If you are not after top accuracy, an easy measure is to compute the signed distance of the center of the pixel to the circle (which is the distance to the center minus the radius). Then if the distance is larger than 1, consider the pixel fully outside; if less than 0, fully inside. And of course in between, the distance tells you a fraction between 0 and 100%.

A more accurate technique is to compute that distance at the four corners of the pixel in order to find the two edges that are crossed (the sign changes between the endpoints). This allows you to construct a polygon (triangle, quadrilateral or pentagon, exceptionally hexagon when four sides are crossed) and compute its area by the shoelace formula. This is quite manageable.

For an exact result, you need to add the area of the circular segment between the oblique side of the polygon and the circle (https://en.wikipedia.org/wiki/Circular_segment).

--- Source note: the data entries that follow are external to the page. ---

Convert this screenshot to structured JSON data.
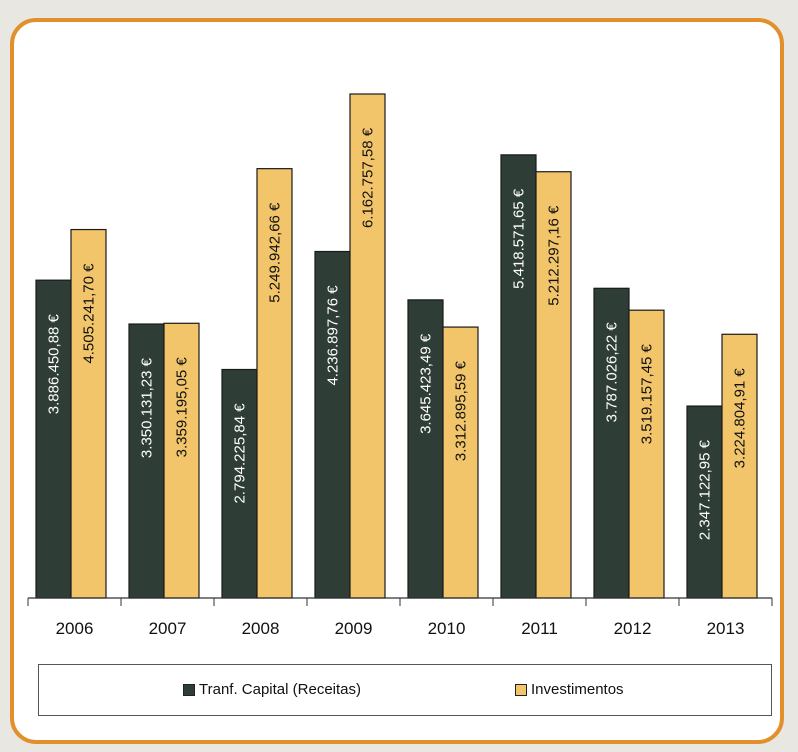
{
  "chart_data": {
    "type": "bar",
    "categories": [
      "2006",
      "2007",
      "2008",
      "2009",
      "2010",
      "2011",
      "2012",
      "2013"
    ],
    "series": [
      {
        "name": "Tranf. Capital (Receitas)",
        "color": "#2f3d37",
        "values": [
          3886450.88,
          3350131.23,
          2794225.84,
          4236897.76,
          3645423.49,
          5418571.65,
          3787026.22,
          2347122.95
        ],
        "labels": [
          "3.886.450,88 €",
          "3.350.131,23 €",
          "2.794.225,84 €",
          "4.236.897,76 €",
          "3.645.423,49 €",
          "5.418.571,65 €",
          "3.787.026,22 €",
          "2.347.122,95 €"
        ]
      },
      {
        "name": "Investimentos",
        "color": "#f2c56b",
        "values": [
          4505241.7,
          3359195.05,
          5249942.66,
          6162757.58,
          3312895.59,
          5212297.16,
          3519157.45,
          3224804.91
        ],
        "labels": [
          "4.505.241,70 €",
          "3.359.195,05 €",
          "5.249.942,66 €",
          "6.162.757,58 €",
          "3.312.895,59 €",
          "5.212.297,16 €",
          "3.519.157,45 €",
          "3.224.804,91 €"
        ]
      }
    ],
    "title": "",
    "xlabel": "",
    "ylabel": "",
    "ylim": [
      0,
      6600000
    ],
    "grid": false,
    "legend": "bottom"
  }
}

Note that there are difficult corner cases.

Answer 3

Look online for a modified form of Xiaolin Wu's anti-aliasing line algorithm, which performs anti-aliasing for circle rendering.

While you are not doing any anti-aliasing here, you can easily use the alpha value this algorithm calculates as an ersatz measure of arc coverage over your set of pixels.

Note that you need only consider the subset of this set, over which the circle segment falls.

Answer 4

I suspect that there isn't an easy formula to give you the exact answer to this problem. If you needed to approximate, you could do something like the following:

Look at all for corners of a square:

1. If all four corners are inside the circle, then the square is inside the circle
2. If all four corners are outside the circle, then the square is outside the circle.
3. Otherwise, divide the square into four equal subsquares and recurse

Recurse as deeply as need be to get whatever accuracy you need.

I hope someone has a better solution.